If the input sequences are already slices of values, and the output sequence produces slices of values, we can reduce the internal memory footprint (no need to allocate memory to buffer the inputs), while also further amortizing the cost of function calls to yield values in and out of the merge algorithm.
Applications that fall into those categories can unlock further performance by
using MergeSlice
instead of Merge
, which works on iter.Seq2[[]T, error]
end-to-end.
What is interesting with this approach is that in cases where the processing of inputs and outputs can be batched, this model can even beat the theoretical throughput limit. For example, in the benchmarks we've used, the body of the loop consuming merged values simply counts the results.
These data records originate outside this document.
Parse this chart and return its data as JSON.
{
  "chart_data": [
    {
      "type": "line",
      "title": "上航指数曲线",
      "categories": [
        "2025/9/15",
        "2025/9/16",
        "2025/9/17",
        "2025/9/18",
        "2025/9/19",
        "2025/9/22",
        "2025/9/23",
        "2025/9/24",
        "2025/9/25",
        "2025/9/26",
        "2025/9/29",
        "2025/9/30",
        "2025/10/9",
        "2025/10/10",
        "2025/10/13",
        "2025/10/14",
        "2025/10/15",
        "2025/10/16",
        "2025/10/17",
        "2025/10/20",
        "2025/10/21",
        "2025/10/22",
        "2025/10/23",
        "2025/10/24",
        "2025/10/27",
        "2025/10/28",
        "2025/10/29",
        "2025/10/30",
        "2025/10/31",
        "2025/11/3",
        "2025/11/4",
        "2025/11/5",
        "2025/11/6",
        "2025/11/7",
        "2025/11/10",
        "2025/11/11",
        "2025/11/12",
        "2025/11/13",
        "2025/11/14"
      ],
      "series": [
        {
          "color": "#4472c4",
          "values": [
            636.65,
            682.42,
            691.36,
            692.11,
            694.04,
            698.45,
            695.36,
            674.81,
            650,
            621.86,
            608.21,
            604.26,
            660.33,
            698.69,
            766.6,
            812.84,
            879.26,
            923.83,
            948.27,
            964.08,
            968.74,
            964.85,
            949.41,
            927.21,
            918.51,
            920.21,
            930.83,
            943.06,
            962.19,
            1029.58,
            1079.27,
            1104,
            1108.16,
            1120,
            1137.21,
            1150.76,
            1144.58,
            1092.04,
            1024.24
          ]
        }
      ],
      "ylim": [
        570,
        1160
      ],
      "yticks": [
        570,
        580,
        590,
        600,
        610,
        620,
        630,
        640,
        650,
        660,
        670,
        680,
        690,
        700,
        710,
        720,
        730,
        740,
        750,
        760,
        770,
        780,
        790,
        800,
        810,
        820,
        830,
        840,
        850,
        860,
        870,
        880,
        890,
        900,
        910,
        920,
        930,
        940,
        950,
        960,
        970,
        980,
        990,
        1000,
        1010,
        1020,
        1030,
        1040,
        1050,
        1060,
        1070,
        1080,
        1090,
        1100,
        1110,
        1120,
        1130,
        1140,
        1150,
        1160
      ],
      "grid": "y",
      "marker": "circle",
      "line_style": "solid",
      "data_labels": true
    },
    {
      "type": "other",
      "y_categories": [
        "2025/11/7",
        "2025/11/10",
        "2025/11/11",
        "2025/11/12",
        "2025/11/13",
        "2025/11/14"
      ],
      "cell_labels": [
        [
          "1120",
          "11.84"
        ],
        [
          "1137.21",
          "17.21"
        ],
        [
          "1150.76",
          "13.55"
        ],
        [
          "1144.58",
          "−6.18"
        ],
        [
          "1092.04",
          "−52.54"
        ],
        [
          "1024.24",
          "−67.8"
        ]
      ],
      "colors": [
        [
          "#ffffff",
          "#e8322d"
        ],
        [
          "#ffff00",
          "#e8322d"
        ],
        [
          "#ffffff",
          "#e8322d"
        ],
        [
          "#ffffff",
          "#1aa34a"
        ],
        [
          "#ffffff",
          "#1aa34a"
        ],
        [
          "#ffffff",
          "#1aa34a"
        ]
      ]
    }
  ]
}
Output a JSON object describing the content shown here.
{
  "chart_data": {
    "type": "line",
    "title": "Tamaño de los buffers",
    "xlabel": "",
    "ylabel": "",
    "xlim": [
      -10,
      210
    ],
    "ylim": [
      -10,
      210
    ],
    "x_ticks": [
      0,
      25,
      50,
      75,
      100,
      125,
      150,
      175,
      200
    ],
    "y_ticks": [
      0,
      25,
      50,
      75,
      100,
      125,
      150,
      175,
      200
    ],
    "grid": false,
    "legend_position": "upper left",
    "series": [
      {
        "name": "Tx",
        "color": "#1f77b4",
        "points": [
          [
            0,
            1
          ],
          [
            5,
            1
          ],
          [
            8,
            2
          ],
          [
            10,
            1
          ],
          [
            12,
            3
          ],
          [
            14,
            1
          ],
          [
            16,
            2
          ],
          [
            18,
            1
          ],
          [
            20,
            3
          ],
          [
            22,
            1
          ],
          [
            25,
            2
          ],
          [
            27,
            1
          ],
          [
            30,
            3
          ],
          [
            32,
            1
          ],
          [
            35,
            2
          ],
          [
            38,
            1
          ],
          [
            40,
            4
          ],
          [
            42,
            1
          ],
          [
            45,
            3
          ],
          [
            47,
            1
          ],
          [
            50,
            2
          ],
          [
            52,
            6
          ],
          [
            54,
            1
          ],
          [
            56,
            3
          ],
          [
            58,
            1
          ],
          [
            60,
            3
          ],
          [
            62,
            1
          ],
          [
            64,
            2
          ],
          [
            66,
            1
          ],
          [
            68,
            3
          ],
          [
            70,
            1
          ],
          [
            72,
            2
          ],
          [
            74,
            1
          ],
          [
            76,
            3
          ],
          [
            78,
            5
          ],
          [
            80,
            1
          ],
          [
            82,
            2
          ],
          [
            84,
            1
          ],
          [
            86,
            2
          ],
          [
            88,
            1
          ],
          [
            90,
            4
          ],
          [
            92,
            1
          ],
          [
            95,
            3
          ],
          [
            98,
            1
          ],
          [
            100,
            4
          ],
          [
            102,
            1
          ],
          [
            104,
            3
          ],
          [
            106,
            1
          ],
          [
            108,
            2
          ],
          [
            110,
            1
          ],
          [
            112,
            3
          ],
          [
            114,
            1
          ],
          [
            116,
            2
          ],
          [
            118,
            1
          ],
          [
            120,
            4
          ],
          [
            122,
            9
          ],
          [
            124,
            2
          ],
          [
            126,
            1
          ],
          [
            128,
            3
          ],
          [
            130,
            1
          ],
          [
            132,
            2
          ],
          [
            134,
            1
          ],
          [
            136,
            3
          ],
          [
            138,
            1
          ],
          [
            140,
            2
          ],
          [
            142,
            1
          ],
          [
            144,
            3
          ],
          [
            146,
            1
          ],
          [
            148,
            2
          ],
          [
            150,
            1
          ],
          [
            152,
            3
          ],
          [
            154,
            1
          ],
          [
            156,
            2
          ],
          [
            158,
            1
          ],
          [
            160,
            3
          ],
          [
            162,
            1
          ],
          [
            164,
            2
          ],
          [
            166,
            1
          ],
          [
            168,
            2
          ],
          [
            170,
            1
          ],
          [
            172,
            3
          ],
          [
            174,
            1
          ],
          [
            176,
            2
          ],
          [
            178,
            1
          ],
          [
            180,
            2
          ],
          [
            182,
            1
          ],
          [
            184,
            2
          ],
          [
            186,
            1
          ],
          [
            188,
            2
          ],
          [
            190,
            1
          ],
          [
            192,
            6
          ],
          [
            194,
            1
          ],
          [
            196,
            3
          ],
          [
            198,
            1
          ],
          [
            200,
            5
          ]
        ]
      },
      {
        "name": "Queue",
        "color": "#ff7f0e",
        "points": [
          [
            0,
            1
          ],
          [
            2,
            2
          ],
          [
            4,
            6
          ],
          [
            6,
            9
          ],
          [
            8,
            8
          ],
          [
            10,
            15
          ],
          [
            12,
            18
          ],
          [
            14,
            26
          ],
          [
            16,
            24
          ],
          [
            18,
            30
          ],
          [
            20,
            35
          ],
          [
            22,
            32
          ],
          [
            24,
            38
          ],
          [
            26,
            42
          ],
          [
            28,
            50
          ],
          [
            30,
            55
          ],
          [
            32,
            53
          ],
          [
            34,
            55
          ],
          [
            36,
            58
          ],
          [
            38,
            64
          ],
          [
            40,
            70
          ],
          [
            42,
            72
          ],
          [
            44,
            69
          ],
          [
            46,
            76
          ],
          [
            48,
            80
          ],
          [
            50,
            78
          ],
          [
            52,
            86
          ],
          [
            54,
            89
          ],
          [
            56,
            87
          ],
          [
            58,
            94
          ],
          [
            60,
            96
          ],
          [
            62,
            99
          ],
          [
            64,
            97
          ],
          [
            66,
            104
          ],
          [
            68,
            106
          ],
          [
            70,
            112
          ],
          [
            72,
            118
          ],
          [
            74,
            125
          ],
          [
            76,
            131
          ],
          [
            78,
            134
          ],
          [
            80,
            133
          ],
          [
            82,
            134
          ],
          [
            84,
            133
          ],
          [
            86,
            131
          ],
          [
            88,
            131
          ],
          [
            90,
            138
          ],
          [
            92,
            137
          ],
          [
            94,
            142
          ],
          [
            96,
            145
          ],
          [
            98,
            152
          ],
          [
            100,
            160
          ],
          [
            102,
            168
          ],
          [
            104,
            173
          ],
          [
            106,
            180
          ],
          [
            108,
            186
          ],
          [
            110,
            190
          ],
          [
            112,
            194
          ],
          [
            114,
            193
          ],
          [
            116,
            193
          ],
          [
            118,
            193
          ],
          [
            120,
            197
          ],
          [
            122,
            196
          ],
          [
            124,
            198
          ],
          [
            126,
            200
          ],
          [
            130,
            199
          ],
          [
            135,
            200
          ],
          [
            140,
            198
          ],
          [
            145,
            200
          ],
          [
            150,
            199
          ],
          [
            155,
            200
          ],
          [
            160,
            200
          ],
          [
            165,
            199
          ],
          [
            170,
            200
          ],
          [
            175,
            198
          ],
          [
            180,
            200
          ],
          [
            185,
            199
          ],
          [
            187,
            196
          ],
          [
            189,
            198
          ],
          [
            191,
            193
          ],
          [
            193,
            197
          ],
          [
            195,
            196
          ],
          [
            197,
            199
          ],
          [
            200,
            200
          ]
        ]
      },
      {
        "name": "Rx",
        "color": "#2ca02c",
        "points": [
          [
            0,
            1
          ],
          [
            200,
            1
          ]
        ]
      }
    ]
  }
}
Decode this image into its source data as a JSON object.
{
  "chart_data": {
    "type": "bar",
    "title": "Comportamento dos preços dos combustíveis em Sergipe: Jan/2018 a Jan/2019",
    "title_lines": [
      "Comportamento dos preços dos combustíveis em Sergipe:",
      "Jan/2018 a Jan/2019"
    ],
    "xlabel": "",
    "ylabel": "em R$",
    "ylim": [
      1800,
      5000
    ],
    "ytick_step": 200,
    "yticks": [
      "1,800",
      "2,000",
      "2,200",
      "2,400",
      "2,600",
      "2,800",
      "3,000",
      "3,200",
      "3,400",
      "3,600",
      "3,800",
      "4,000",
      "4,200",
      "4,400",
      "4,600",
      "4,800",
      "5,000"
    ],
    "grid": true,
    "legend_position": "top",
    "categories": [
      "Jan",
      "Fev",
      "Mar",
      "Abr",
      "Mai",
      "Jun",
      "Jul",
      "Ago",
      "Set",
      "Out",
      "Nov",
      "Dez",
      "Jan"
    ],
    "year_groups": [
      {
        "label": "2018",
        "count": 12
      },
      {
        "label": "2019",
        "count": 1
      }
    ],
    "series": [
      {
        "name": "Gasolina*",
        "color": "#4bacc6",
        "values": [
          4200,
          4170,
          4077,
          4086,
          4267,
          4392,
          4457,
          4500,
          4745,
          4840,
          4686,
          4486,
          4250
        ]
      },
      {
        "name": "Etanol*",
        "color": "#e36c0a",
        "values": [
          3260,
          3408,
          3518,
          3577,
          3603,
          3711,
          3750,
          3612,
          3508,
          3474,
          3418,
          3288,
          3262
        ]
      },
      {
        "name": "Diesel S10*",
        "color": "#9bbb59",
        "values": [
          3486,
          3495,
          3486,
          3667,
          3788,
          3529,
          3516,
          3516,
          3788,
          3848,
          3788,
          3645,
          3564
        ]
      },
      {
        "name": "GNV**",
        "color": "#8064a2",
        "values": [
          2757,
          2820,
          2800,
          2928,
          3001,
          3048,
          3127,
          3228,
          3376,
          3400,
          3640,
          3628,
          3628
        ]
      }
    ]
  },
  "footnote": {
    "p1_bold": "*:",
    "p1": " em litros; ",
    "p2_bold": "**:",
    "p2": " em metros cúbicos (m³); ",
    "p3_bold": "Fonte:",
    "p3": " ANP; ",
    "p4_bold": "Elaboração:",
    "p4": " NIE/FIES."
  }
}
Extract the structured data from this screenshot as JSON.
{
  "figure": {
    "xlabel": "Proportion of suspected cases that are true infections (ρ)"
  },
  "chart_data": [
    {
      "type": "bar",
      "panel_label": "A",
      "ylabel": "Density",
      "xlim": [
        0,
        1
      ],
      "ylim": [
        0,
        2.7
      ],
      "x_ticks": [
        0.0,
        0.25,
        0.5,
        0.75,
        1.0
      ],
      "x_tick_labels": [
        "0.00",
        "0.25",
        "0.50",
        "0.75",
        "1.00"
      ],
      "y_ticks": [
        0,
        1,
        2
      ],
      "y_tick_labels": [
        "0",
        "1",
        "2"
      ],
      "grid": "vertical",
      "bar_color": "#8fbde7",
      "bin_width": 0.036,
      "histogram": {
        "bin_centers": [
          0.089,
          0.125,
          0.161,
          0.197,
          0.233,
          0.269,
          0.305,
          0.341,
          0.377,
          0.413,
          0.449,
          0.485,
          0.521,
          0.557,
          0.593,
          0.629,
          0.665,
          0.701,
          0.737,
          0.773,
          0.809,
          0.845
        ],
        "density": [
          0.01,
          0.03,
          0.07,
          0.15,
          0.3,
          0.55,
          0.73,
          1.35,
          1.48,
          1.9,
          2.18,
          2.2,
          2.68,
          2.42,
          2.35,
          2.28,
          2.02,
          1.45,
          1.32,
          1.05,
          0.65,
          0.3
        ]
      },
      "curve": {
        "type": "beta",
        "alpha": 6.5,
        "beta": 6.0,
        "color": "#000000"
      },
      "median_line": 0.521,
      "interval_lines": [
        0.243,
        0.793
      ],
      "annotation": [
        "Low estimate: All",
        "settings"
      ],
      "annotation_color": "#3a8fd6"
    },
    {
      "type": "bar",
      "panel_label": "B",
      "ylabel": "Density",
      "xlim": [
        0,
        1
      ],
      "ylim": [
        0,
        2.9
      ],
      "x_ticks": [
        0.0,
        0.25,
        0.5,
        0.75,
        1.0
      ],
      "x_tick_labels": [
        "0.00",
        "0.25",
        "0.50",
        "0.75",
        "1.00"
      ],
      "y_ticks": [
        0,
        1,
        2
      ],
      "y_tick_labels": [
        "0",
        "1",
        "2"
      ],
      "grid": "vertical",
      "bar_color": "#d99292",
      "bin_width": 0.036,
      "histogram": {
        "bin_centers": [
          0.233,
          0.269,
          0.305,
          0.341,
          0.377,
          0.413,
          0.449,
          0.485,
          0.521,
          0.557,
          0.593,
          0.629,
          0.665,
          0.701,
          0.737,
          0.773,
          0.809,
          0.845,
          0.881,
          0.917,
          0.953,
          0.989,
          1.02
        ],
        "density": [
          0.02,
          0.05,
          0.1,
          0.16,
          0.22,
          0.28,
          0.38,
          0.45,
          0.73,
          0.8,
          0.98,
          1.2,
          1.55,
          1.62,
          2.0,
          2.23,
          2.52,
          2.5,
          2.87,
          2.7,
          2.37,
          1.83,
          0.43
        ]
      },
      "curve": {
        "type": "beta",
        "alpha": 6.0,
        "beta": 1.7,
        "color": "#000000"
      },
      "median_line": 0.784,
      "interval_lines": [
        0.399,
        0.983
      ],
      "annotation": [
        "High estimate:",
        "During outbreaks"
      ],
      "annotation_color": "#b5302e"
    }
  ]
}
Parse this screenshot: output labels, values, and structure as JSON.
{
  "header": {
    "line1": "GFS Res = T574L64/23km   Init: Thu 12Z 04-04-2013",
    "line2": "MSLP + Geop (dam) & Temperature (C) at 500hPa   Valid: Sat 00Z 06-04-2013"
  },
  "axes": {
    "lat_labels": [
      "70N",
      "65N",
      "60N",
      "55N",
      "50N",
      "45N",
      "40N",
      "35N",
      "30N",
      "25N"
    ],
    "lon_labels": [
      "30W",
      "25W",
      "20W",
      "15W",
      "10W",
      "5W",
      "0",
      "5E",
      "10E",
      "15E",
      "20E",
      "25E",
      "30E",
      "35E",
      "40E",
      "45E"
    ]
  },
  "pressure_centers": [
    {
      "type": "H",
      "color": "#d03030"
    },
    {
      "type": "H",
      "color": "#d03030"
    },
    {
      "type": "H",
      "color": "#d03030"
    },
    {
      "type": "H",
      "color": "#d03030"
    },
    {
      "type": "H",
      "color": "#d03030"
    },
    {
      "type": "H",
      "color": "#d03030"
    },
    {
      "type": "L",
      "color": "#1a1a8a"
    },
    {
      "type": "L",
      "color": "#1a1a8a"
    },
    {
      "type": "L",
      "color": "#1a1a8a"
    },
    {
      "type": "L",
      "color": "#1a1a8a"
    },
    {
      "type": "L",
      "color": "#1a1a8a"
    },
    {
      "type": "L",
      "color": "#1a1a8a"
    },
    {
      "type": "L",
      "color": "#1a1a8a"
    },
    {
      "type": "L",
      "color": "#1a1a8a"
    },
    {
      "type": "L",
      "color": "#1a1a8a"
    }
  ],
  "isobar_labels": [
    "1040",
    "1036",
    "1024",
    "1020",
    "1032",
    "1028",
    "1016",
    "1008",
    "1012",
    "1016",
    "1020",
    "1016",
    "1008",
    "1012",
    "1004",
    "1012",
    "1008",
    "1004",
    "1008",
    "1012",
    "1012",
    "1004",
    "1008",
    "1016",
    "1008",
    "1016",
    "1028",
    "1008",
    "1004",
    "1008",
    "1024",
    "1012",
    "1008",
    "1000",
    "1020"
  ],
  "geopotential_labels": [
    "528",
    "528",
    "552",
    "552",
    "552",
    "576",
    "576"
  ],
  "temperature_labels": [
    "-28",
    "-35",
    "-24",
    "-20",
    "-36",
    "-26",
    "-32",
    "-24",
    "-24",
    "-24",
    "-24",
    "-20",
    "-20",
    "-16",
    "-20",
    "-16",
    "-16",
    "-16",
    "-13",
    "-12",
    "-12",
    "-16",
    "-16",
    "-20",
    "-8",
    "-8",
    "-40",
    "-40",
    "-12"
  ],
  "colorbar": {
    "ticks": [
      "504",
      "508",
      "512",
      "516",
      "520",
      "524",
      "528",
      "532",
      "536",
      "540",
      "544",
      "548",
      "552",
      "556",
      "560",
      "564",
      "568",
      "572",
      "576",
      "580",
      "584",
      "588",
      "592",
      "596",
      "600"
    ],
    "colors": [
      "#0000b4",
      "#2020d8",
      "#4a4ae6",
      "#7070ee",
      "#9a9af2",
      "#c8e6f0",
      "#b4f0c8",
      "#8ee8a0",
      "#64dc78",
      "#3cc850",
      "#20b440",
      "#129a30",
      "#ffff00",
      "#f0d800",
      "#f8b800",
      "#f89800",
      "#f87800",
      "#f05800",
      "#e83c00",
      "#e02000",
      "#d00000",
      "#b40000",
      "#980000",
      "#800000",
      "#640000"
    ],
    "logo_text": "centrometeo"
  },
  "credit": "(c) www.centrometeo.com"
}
When consuming slices there is no need to iterate over the slices and increment the counter by one each time, we can batch the operation by incrementing the counter by the length of the slice, achieving much higher throughput than predicted by the baseline:
MergeSlice2 477720793 2.273 ns/op 0.6688 comp/op 439971259 merge/s
MergeSlice3 150406080 7.945 ns/op 1.667 comp/op 125861613 merge/s
⚠️ Keep in mind that to minimize the footprint,MergeSlice
resuses its output buffer, which means that the application cannot retain it beyond the body of the loop raning over the merge function. This can lead to subtle bugs that can be difficult to track,Merge
should always be preferred unless there is clear evidence that the increased maintenance cost is worth the performance benefits.